# Cluster Management

This guide covers cluster-wide administration: hardening a basic install for production, ongoing lifecycle operations (scaling, upgrades, dynamic config), and multi-tenancy. For job submission, scheduling, and Coordinator HA, see [Job Service](/ee-ai-en/administration/managing-job-service.md). For hash-ring-related operations (worker lifecycle, identity persistence, ring bloat), see [Hash Ring and Worker Lifecycle](/ee-ai-en/administration/managing-ring.md). For per-worker configuration (storage, resources, JVM, network), see [Worker Configuration](/ee-ai-en/administration/managing-worker.md).

## 1. Production Setup

The basic configuration shown in the [Kubernetes Installation](/ee-ai-en/start/installing-on-kubernetes.md) guide is suitable for evaluation.
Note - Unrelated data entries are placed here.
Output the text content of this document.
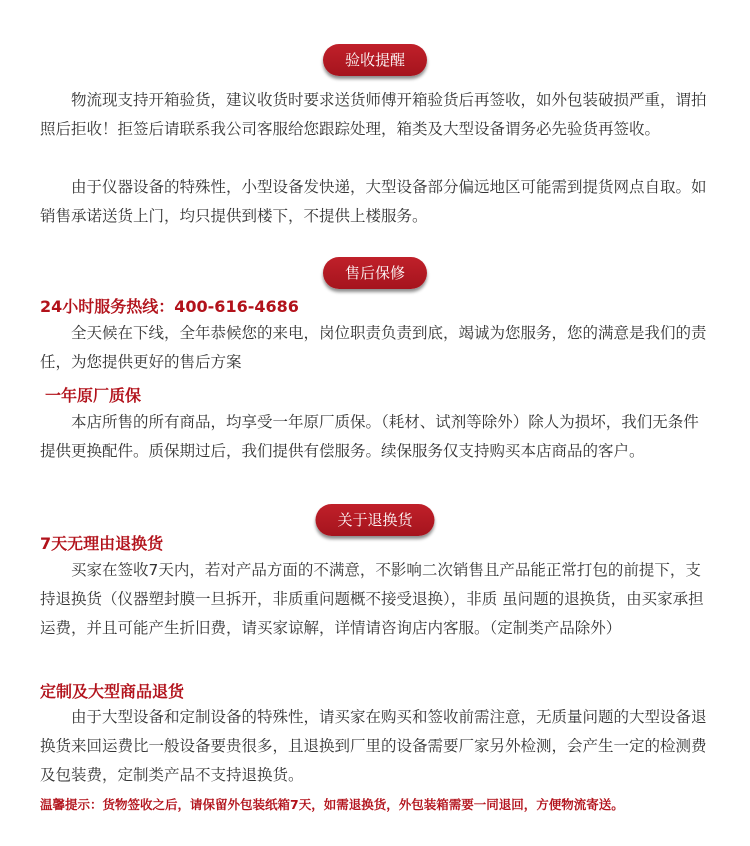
验收提醒

物流现支持开箱验货，建议收货时要求送货师傅开箱验货后再签收，如外包装破损严重，谓拍照后拒收！拒签后请联系我公司客服给您跟踪处理，箱类及大型设备谓务必先验货再签收。

由于仪器设备的特殊性，小型设备发快递，大型设备部分偏远地区可能需到提货网点自取。如销售承诺送货上门，均只提供到楼下，不提供上楼服务。

售后保修

24小时服务热线：400-616-4686

全天候在下线，全年恭候您的来电，岗位职责负责到底，竭诚为您服务，您的满意是我们的责任，为您提供更好的售后方案

一年原厂质保

本店所售的所有商品，均享受一年原厂质保。（耗材、试剂等除外）除人为损坏，我们无条件提供更换配件。质保期过后，我们提供有偿服务。续保服务仅支持购买本店商品的客户。

关于退换货

7天无理由退换货

买家在签收7天内，若对产品方面的不满意，不影响二次销售且产品能正常打包的前提下，支持退换货（仪器塑封膜一旦拆开，非质重问题概不接受退换），非质 虽问题的退换货，由买家承担运费，并且可能产生折旧费，请买家谅解，详情请咨询店内客服。（定制类产品除外）

定制及大型商品退货

由于大型设备和定制设备的特殊性，请买家在购买和签收前需注意，无质量问题的大型设备退换货来回运费比一般设备要贵很多，且退换到厂里的设备需要厂家另外检测，会产生一定的检测费及包装费，定制类产品不支持退换货。

温馨提示：货物签收之后，请保留外包装纸箱7天，如需退换货，外包装箱需要一同退回，方便物流寄送。
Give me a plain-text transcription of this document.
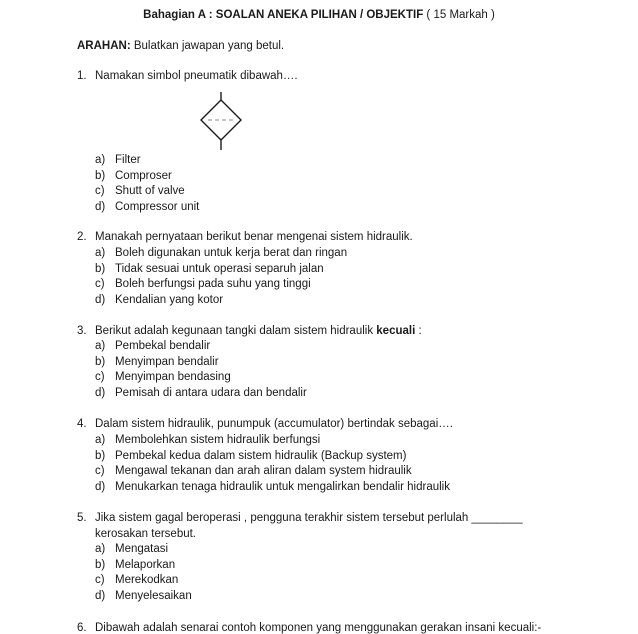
Bahagian A : SOALAN ANEKA PILIHAN / OBJEKTIF ( 15 Markah )
ARAHAN: Bulatkan jawapan yang betul.
1. Namakan simbol pneumatik dibawah….
a) Filter
b) Comproser
c) Shutt of valve
d) Compressor unit
2. Manakah pernyataan berikut benar mengenai sistem hidraulik.
a) Boleh digunakan untuk kerja berat dan ringan
b) Tidak sesuai untuk operasi separuh jalan
c) Boleh berfungsi pada suhu yang tinggi
d) Kendalian yang kotor
3. Berikut adalah kegunaan tangki dalam sistem hidraulik kecuali :
a) Pembekal bendalir
b) Menyimpan bendalir
c) Menyimpan bendasing
d) Pemisah di antara udara dan bendalir
4. Dalam sistem hidraulik, punumpuk (accumulator) bertindak sebagai….
a) Membolehkan sistem hidraulik berfungsi
b) Pembekal kedua dalam sistem hidraulik (Backup system)
c) Mengawal tekanan dan arah aliran dalam system hidraulik
d) Menukarkan tenaga hidraulik untuk mengalirkan bendalir hidraulik
5. Jika sistem gagal beroperasi , pengguna terakhir sistem tersebut perlulah ________
kerosakan tersebut.
a) Mengatasi
b) Melaporkan
c) Merekodkan
d) Menyelesaikan
6. Dibawah adalah senarai contoh komponen yang menggunakan gerakan insani kecuali:-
For production deployments, apply the additional settings below for HA, resource tuning, persistent metadata, and worker identity.

### Label Nodes

A common practice is to assign dedicated nodes to each Alluxio component. This prevents resource contention between components (for example, etcd I/O interfering with worker cache I/O) and gives you predictable placement for capacity planning.

```shell
kubectl label nodes <coordinator-node> alluxio-role=coordinator
kubectl label nodes <worker-node-1> alluxio-role=worker
kubectl label nodes <worker-node-2> alluxio-role=worker
kubectl label nodes <worker-node-3> alluxio-role=worker
kubectl label nodes <etcd-node-1> alluxio-role=etcd
kubectl label nodes <etcd-node-2> alluxio-role=etcd
kubectl label nodes <etcd-node-3> alluxio-role=etcd
```

Worker pods have an anti-affinity rule by default — multiple worker pods will not be scheduled on the same node.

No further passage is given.